Chief Justice Pascual Sala has been able to gather enough votes on the 12-member panel to approve an opinion written by Justice Pablo Pérez Tremps in favor of gay marriage. Another justice, Francisco Hernando Santiago, has abstained from voting.
Since the Civil Code was amended, some 20,000 gay marriages have been celebrated throughout Spain. Since 2001, same-sex marriages have been legalized in 10 other countries – Argentina, Belgium, Canada, Denmark, Iceland, Netherlands, Norway, Portugal, South Africa and Sweden – while same-sex partnerships are recognized in other nations such as Britain, Germany and France.

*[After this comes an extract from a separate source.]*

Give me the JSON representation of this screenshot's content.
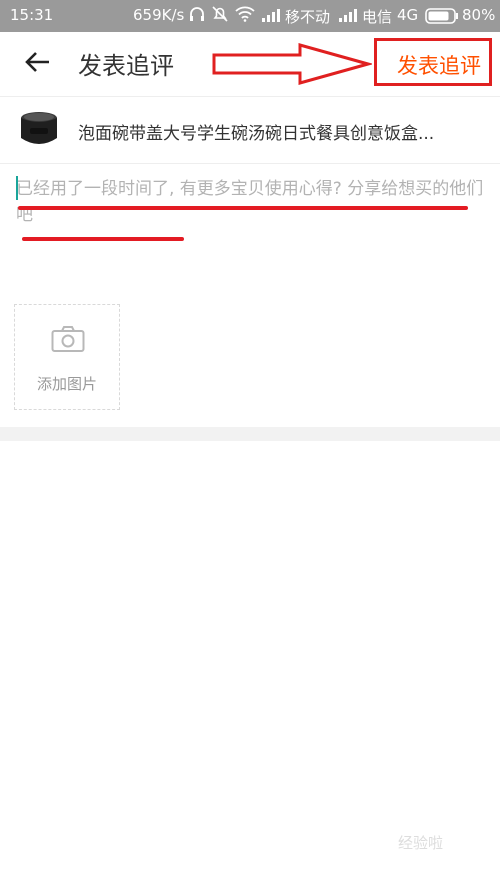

The PP challenged the law in late 2005 arguing that the reform of the Civil Code violated at least seven amendments in the Spanish Constitution, including Article 32 “for not respecting the constitutional definition of a union between a man and a woman.”
Besides Gallardón, who said his “person opinion” is to support same-sex marriage, other PP members, such as then-Madrid regional premier Esperanza Aguirre, came out against her party’s appeal before the Constitutional Court.
Rajoy, for his part, has been ambiguous over the issue, especially during last year’s election campaign. “The answer is very simple. We are going to wait and see what the Constitutional Court says. We are going to wait and not speculate,” he told EL PAÍS last November in an interview before the election.
Chief Justice Sala has convened the Constitutional Court’s session for 5pm Tuesday.